Parents and students met with members of the Toronto District School Board as well as the Safe Schools and Engaged Communities Steering Team on Tuesday night, in the first of two community forums to discuss a new four-point plan aimed at building safer schools.

The forum is part of an independent review into the tragic circumstances surrounding the death of Grade 12 student Hamid Aminzada, who died after trying to break up a fight at North Albion Collegiate in September.

The 19-year-old, who was an anti-bullying activist, was stabbed in the face and abdomen after he tried to break up a fight. He later died in hospital.

“When such a tragedy happens it’s really important to stop, to reflect, to look and see what are the policies, what are the procedures, what programs do we have in place and how can we improve them,” explained Karen Forbes, a former Toronto board executive superintendent and member of the Steering Team.

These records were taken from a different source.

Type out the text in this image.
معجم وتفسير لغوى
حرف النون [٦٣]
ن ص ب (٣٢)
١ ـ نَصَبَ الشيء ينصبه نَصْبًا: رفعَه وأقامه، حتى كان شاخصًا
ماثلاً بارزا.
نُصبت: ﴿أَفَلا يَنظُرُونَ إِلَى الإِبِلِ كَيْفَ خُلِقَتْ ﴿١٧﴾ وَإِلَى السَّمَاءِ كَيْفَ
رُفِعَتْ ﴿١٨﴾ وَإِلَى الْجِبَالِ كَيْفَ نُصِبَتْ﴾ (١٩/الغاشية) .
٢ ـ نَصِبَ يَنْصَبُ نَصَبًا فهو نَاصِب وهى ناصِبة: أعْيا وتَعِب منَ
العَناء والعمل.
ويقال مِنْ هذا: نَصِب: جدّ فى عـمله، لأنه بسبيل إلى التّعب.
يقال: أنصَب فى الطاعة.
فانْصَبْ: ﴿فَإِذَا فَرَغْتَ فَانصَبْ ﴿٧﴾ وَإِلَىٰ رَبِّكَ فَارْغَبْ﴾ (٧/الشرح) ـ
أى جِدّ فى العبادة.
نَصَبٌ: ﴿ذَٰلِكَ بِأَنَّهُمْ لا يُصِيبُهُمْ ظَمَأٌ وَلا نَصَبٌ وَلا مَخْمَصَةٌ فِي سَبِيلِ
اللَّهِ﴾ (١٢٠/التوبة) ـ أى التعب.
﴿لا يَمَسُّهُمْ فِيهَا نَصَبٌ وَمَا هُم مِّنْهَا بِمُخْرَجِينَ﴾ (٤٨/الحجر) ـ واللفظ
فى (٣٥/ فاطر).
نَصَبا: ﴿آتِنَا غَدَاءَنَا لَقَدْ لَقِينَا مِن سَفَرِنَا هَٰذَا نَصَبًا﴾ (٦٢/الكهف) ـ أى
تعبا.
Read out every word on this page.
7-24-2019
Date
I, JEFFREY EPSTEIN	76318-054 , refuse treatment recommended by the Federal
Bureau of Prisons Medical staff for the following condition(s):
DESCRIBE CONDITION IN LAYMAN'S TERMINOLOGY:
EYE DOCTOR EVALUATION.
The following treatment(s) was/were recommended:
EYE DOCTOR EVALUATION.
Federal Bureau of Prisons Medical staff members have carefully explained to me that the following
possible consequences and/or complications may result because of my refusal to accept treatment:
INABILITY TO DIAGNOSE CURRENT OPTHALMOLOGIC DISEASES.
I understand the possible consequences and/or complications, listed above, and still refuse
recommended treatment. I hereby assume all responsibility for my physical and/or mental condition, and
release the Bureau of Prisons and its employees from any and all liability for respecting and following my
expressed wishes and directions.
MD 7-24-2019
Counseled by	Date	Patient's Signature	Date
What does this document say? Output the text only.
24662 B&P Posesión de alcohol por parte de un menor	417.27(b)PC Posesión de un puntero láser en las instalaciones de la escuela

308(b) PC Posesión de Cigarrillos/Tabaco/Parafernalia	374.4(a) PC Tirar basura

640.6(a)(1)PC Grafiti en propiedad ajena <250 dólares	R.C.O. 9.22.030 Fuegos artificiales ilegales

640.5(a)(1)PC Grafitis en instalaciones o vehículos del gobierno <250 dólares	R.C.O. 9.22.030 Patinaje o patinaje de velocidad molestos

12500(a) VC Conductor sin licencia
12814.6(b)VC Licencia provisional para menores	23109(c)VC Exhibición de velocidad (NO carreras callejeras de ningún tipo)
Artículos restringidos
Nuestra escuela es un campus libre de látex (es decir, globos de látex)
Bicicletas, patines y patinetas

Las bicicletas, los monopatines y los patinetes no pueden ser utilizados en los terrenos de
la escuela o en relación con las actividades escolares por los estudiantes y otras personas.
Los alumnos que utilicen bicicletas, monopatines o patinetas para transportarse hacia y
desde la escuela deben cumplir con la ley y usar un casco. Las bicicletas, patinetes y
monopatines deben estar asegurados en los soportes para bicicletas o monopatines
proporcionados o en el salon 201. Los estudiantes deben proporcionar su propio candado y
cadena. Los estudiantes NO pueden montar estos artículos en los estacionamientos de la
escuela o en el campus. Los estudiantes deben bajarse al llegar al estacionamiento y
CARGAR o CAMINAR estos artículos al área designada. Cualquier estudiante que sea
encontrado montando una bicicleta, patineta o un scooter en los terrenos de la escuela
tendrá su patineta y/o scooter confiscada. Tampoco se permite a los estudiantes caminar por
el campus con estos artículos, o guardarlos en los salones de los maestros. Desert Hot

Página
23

Parents and students gathered at David and Mary Thompson Collegiate in Scarborough to discuss their concerns over school safety with the panel, including how to deal with bullying and the need for more security and hall monitors in schools.

“Hearing directly from the community is an important part of this review and is critical to the Panel’s report,” TDSB director of education Donna Quan said in a statement. “I look forward to their recommendations on how we can continue building on the progress we have made in creating safe and caring school environments within our school communities.”

The Toronto District School Board created the three-person safety review team in October 2014 to look into school safety. Along with Forbes, the team includes former Toronto deputy police chief Kim Derry and community engagement expert Sharifa Khan.

After speaking with hundreds of teachers, police, parents and students, the review team is now focusing on four key aspects of school safety — crisis response, safety in schools, environmental factors and community engagement.

“We do believe that the recommendations we’re going to make will have an impact and potentially save lives,” said Derry.

A second community forum will be held at Thistletown Collegiate in Rexdale on Thursday night. The information gathered at the two meetings will be incorporated into the final report, which will be released in March.